Discovery launch delayed
Thunderstorms forced NASA to call off Saturday’s launch of Discovery, delaying the first space shuttle flight in a year by a day.
More bad weather was forecast for Sunday and for the rest of the Independence Day weekend. Storm clouds moved in and out of the launch zone throughout the morning and early afternoon. As the countdown held at the nine-minute mark, it became clear the weather would not improve, and launch director Mike Leinbach announced a one-day delay.
“We’re not going to make it today,” Leinbach said. “It’s not a good day to launch, so we’re going to try again Sunday.”
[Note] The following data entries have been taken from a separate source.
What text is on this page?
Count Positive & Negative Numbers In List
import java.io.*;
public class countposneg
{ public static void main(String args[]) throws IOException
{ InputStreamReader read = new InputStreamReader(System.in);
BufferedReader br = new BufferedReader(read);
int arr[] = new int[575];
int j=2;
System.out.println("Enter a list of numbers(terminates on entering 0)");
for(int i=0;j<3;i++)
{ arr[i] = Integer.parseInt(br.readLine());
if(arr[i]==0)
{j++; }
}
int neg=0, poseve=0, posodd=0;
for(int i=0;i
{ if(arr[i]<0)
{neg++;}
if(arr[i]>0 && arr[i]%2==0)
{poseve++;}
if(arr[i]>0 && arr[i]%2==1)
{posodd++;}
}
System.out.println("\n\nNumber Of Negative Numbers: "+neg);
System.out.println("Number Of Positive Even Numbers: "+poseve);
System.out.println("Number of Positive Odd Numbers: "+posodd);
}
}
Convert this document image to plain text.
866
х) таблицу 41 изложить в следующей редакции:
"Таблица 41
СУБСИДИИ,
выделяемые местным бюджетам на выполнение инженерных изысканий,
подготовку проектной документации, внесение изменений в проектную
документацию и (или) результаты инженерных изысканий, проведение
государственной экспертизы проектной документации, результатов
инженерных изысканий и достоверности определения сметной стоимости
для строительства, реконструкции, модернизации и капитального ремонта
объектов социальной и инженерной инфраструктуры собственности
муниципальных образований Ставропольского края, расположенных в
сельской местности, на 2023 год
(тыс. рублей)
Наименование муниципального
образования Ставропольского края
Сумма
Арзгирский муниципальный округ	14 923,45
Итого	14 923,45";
The seven astronauts aboard the fueled spaceship immediately began backing out of their launch procedures. “It wasn’t our time today, and we’ll launch when we’re ready and hopefully, tomorrow will look better,” shuttle commander Steven Lindsey replied.
NASA had just five minutes to launch the shuttle Saturday because of the need to intercept the international space station in orbit. The next launch attempt was scheduled for 3:26 p.m. EDT Sunday.
The delay was a disappointment for NASA, which last flew the shuttle last July and was eager to get flights to the international space station back on track. Among the space agency’s guests at the launch were Vice President Cheney and several members of Congress.
The only technical problem that popped up during the countdown Saturday was a failed heater for one of Discovery’s thrusters, needed to keep the fuel from freezing. Mission managers decided to proceed with the launch, since the thruster was not needed during liftoff.